Webzine | Underground | Interviews  
Go to: 
Interviews with Grant MorrisonBarbelith Interviews » Interview with an Umpire
 
 Interview with an Umpirepage: 1, 2, 3, 4, 5, 6, 7, 8, 9, 10, 11

BY: We'll maybe change tack now. I was reading an interview - I just kinda dug out all my Grant Morrison stuff - God, that must sound really strange! - (laughs) - and there was a Fantasy Advertiser Interview -
GM: Remember that - it would come through the post; 'Fantasy Advertiser - what's this yer getting son?'
BY: Yeah I know - this is it! It's absolutely awful, the embarrassment!
GM: (laughs)
BY: My dad still has this disgust for comics - 'he said to me yesterday, cos I was down at my parents' house picking up these comics to read for this interview, and he said, 'I noticed you've started buying comics again' and I was like, 'Yeah, for research'. Y'know I've still got this incredibly immature relationship with my dad when it comes to comics.
GM: (laughs)
BY: I suddenly go all sort of teenagery.
GM: 'It was this other guy, he gave me them. He's ill, he's ill!'
BY: Aye!(laughs) Fantasy Advertiser, it was an interview with Mark Millar.

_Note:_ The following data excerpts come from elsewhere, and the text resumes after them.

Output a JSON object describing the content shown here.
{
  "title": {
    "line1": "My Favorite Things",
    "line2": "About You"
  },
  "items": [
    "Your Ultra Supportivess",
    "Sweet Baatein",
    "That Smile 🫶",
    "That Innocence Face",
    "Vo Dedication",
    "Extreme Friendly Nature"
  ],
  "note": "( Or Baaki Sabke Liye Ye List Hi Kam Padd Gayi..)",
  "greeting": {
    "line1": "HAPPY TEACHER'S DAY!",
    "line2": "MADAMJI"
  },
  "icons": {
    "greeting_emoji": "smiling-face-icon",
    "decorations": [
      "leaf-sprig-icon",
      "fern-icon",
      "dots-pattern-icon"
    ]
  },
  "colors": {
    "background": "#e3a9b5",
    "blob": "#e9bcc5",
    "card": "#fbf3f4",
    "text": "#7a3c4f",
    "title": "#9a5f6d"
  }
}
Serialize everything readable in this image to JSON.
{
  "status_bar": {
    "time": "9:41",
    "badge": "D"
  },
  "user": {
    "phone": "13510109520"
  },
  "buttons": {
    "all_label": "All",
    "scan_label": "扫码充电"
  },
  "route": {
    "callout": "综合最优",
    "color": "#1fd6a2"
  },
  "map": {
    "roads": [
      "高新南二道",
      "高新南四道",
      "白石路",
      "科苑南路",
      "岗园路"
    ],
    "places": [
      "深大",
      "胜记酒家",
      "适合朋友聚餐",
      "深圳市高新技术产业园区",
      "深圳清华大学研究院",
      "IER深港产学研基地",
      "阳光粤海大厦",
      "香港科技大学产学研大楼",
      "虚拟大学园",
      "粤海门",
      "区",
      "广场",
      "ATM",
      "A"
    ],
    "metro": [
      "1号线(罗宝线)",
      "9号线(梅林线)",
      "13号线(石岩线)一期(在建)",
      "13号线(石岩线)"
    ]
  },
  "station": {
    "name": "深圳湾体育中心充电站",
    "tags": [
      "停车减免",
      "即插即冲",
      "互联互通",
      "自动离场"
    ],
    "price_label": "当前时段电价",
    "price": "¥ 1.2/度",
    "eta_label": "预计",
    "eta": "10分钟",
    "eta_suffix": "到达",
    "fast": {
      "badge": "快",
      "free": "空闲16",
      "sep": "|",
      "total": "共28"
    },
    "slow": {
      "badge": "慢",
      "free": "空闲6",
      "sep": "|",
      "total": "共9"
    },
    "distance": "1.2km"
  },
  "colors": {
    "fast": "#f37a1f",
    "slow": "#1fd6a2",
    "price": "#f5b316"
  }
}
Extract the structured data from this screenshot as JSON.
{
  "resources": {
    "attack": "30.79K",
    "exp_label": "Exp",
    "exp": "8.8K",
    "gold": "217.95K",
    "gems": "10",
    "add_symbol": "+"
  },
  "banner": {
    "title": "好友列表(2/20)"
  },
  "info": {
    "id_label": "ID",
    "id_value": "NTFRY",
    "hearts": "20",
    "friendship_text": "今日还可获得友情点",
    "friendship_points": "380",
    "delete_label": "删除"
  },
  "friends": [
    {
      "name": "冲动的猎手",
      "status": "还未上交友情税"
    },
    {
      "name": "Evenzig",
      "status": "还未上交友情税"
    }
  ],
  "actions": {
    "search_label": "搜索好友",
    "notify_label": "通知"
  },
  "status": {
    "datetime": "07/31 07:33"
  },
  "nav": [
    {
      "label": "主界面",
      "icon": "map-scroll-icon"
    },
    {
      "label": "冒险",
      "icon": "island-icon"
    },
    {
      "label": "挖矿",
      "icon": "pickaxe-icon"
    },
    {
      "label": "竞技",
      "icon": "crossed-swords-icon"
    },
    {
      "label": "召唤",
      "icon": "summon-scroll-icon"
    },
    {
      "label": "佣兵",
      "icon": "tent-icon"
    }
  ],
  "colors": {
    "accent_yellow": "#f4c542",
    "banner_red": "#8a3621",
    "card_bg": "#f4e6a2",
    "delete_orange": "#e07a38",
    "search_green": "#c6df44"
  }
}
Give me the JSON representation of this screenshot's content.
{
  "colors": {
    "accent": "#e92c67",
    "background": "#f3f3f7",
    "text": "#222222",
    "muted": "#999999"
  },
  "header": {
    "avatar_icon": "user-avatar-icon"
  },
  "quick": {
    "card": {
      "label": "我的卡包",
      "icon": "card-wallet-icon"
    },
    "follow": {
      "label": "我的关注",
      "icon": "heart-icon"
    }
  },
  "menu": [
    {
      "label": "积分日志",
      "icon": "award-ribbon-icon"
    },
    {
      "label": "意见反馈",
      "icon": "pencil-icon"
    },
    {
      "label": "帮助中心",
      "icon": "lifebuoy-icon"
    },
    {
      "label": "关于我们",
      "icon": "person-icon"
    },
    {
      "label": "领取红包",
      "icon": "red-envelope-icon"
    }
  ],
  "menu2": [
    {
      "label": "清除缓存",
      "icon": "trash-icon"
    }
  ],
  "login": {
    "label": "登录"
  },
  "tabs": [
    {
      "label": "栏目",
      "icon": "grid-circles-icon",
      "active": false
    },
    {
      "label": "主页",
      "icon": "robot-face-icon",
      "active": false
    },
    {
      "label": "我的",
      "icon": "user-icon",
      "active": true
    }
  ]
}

GM: (Turning to Kristan) Fantasy Advertiser - it was a wonderful paper!
BY: It was really quite a funny interview. It ended with you talking about your school days and that being fertile ground for a comic and I thought, okay, X-Men's veering in that direction, you've often talked about IF (film by Lydsey Anderson) being a big influence, I mean do you see it as an area you'd like to tackle outside the mainstream, X-Men or whatever? Actually tackle schooling as a subject?
GM: I just don't think anyone would believe it. It's become ridiculous now, it's like 'The War' when you try to explain to people what went on at school because it doesn't happen now. If the teacher wants to punish you they just have to send a letter to your parents - keep quiet or else - but back in those days we had guys who'd make us push the physics bench - these enormous 15 foot long benches - they'd just make the guy push it and push it he was exhausted and fell to his knees! (laughs)
BY: The teacher would do this?
GM: Yeah! The teacher would do that or they made another boy hold his hand over a bunsen burner flame because he couldn't answer a question and repeatedly punched him in the head until some kind of answer came out and then he just collapsed.
BY: It'd kinda changed by the time I started school.
GM: Exactly. Nobody believes that stuff - I mean our school went over from being a boys school to being a comprehensive when they disposed of all the old public schools, and half the teachers left, the sodomites, instantly disappeared out the door - just vanished completely. Disappeared into a rathouse somewhere.
BY: So it was really that bad?
GM: Yeah - it was like IF. That's why we loved that film so much. At the same time we were up to things like that, we sent two guys off with nervous breakdowns so it was pitched war.
BY: Yeah.
GM: And there was a time when there was actual war in the playground, a boy got his bollocks (laughs) ripped off with a chisel, a teacher was battered on the head with coal, everybody was just fighting in the playground - I've got that in the X-Men, a riot at Xavier's school.
BY: Do you see the riot as being influenced by your own experiences at school?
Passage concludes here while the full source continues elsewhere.